Nell'ipotesi dei recidivi reiterati, inoltre, la nuova normativa (art.
3) modifica l’art. 69 del codice penale, introducendo l'espresso
divieto di operare un giudizio di prevalenza delle circostanze attenuanti
rispetto alle circostanze inerenti alla persona del colpevole, come –
appunto - la recidiva reiterata. Il giudizio di prevalenza delle circostanze
attenuanti è inoltre precluso in caso di concorso con le circostanze
aggravanti della determinazione alla commissione di un reato di persona
non imputabile o non punibile in ragione di una condizione o qualità
personale, della determinazione alla commissione di un reato di un minore
degli anni diciotto o di una persona in stato di infermità o deficienza
psichica, dell’essersi comunque giovato della loro opera nella commissione
di un delitto per il quale è obbligatorio l’arresto in flagranza.
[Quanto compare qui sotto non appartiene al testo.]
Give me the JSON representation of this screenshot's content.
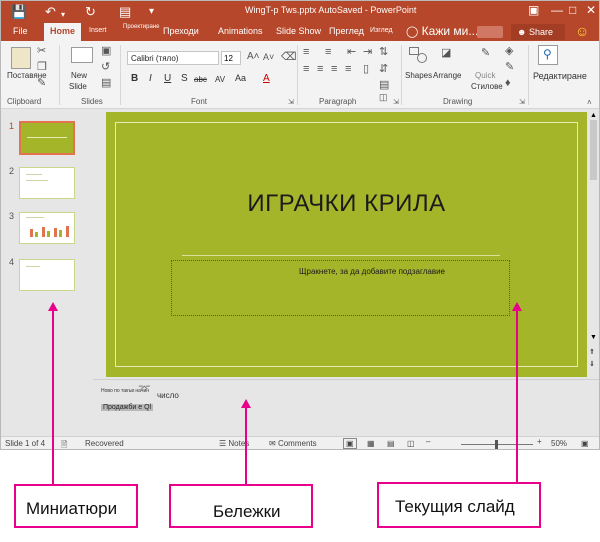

Questa disciplina, nel suo complesso, costruisce uno schema vincolato
che scardina tutti i parametri utilizzabili nella quantificazione della
pena (si pensi, per tutte, all'ipotesi di un'attività di collaborazione
che, pur non integrando gli estremi della attenuante specifica, abbia
rappresentato un utile strumento per l'espletamento delle indagini) e
pone consistenti dubbi di legittimità costituzionale. In particolare,
l'applicazione obbligatoria dell'aumento di pena per i recidivi in caso
di commissione di uno dei delitti di cui all’articolo 407, comma
2, lettera a, cp, senza possibilità, per il giudice, di valutare,
ai fini della determinazione della sanzione, altri elementi sembra contrastare
con l’art. 27, comma 3, della Costituzione, secondo cui le pene
devono tendere alla rieducazione del condannato. Difficile negare che
questo impianto, collegato alla scelta “necessitata” dei riti
alternativi da parte dei soggetti deboli, accentua la curvatura di un
diritto penale diseguale.
3. L'amnistia permanente, ovvero la variante mite della prescrizione
La proposta di legge prevede che la prescrizione sia legata alla pena
edittale massima stabilita per ciascun reato, con un limite minimo di
sei anni per i delitti e di quattro per le contravvenzioni.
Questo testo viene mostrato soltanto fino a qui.